Group Landmark
- Type: Public
- Traded as: NSE: LANDMARK BSE: 543714
- Industry: Automotive
- Founded: 1998
- Founder: Sanjay Thakker
- Headquarters: Ahmedabad, Gujarat, India
- Number of locations: 100+ automotive outlets
- Area served: India
- Key people: Sanjay Thakker (Chairman and Executive Director)
- Brands: Mercedes-Benz, Honda, Jeep, Volkswagen, Renault, BYD Auto, MG Motor India, Kia India
- Revenue: ₹4,025 crore (FY2025)
- Number of employees: 5,000 (2025)
- Divisions: Landmark Cars Limited
- Website: www.grouplandmark.in

= Group Landmark =

Indian automotive retail company

Group Landmark is an automotive retail company headquartered in Ahmedabad, Gujarat.
The company operates dealerships for multiple automobile brands across India.
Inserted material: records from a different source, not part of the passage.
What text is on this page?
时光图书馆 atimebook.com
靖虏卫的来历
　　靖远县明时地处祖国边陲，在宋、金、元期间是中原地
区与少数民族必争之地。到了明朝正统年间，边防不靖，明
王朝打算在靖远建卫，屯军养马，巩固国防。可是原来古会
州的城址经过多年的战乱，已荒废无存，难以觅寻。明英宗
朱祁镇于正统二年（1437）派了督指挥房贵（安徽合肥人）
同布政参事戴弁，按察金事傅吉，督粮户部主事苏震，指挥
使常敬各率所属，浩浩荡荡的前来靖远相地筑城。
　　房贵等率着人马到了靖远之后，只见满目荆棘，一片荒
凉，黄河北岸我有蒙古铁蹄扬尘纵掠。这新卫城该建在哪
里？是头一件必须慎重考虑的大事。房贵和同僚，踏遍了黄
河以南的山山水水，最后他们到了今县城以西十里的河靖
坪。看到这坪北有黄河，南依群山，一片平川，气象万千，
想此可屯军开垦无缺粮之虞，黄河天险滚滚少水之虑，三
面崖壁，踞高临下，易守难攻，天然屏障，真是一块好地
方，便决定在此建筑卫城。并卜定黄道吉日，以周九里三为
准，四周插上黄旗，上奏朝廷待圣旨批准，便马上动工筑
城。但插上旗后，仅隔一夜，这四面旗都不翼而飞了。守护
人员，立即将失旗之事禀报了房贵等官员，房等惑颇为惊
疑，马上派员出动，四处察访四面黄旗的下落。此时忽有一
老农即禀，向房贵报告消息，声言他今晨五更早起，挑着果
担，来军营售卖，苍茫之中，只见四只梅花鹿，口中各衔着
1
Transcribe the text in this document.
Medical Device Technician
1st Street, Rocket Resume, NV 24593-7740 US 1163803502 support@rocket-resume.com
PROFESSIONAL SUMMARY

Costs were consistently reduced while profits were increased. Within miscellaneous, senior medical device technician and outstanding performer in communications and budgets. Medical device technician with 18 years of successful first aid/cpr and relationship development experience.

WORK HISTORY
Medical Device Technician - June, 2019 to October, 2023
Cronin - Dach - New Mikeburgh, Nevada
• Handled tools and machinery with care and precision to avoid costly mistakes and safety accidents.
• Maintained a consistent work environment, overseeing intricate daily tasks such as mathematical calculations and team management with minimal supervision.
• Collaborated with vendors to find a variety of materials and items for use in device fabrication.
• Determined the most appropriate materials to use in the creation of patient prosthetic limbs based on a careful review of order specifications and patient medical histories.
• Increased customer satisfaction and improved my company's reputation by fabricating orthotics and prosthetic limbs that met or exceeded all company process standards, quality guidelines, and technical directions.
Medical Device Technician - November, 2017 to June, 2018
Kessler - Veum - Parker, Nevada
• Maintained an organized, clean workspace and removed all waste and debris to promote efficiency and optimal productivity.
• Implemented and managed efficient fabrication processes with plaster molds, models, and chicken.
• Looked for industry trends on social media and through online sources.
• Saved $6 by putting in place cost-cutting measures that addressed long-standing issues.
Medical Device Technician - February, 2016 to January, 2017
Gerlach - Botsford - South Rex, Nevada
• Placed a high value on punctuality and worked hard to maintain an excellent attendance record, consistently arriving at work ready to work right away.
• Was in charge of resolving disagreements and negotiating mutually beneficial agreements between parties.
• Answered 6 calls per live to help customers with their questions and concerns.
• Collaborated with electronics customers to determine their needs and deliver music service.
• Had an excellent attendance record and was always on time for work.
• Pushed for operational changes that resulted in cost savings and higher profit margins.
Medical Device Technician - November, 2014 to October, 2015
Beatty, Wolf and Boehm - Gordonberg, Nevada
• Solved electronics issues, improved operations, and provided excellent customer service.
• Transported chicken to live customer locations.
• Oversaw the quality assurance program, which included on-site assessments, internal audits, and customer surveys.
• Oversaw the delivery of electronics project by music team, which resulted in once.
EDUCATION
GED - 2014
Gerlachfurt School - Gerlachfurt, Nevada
In 2024, it was featured in Fortune Indias Next 500 India ranking.

As of 2026, Group Landmark operates more than 100 automotive facilities across India.

== History ==
Group Landmark was founded in 1998 by Sanjay Thakker, who opened the first Honda dealership in Ahmedabad. Over the following two decades it expanded across additional vehicle brands and cities. The current listed entity Landmark Cars Limited was incorporated in 2006.

In December 2022 the company completed its initial public offering of approximately ₹150 crore and an offer for sale of approximately ₹402 crore aggregating to about ₹552 crore. The company's shares were listed on the National Stock Exchange and the Bombay Stock Exchange on 23 December 2022.